- Developer: Sensible Software
- Publisher: Virgin Interactive Entertainment
- Designer: Jon Hare
- Programmer: Jools Jameson
- Artist: Stoo Cambridge
- Composer: Allister Brimble (MS-DOS)
- Platforms: Amiga, MS-DOS
- Release: 1995: Amiga 1996: MS-DOS
- Genre: Sports
- Modes: Single-player, multiplayer

= Sensible Golf =

1995 video game

Sensible Golf is a 2D golf game released by Sensible Software in 1995 for the Amiga. It uses the same pin-like characters as Sensible Soccer and Cannon Fodder. The theme tune was written by the lead game designer, Jon Hare, and a promotional video was directed by Carl Smyth from the group Madness and filmed in Regent's Park, London. The game received lackluster reviews and sold poorly.

A Mega Drive version was planned but never released.

==Reception==
Sensible Golf was awarded the company's lowest ever score by Amiga Power of 66% and marked a sharp decline in the fortune of Sensible Software. It was to be their last commercial Amiga release, with only Sensible Train Spotting to follow.

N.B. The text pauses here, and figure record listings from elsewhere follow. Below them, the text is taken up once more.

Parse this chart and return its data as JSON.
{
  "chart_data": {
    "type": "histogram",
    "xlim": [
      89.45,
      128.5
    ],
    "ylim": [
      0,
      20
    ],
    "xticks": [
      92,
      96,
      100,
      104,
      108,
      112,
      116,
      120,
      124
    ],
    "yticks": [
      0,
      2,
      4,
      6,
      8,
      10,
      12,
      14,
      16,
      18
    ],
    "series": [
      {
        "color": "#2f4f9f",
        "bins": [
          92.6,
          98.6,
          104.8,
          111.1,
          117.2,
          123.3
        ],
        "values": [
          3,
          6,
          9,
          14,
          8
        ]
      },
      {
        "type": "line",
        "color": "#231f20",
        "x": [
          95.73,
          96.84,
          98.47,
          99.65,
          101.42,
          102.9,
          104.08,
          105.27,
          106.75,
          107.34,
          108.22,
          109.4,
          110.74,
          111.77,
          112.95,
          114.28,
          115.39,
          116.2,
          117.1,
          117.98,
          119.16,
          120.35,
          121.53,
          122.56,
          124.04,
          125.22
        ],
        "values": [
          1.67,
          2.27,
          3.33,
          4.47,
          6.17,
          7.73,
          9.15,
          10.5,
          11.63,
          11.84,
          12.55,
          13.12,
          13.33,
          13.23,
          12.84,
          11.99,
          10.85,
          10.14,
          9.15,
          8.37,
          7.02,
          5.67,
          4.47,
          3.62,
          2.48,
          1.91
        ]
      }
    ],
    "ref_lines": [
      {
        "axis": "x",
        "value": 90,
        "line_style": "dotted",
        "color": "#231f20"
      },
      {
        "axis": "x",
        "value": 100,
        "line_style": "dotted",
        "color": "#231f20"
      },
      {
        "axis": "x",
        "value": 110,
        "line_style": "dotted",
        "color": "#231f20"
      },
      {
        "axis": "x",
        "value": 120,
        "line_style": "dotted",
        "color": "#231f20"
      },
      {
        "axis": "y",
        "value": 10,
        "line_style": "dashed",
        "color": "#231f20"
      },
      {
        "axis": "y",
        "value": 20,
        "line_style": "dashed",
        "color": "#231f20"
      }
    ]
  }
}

In an interview carried out almost twenty years after its release, Jon Hare said of the game: "Sensible Golf is a disappointment to me; I'm not happy with it ... We were greedy. We diluted our quality. To be honest, I was focusing on Sex 'n' Drugs 'n' Rock 'n' Roll at that time, and it was such a massive game. Between that and Sensible World of Soccer, I didn't have time for Sensible Golf, and it just slid".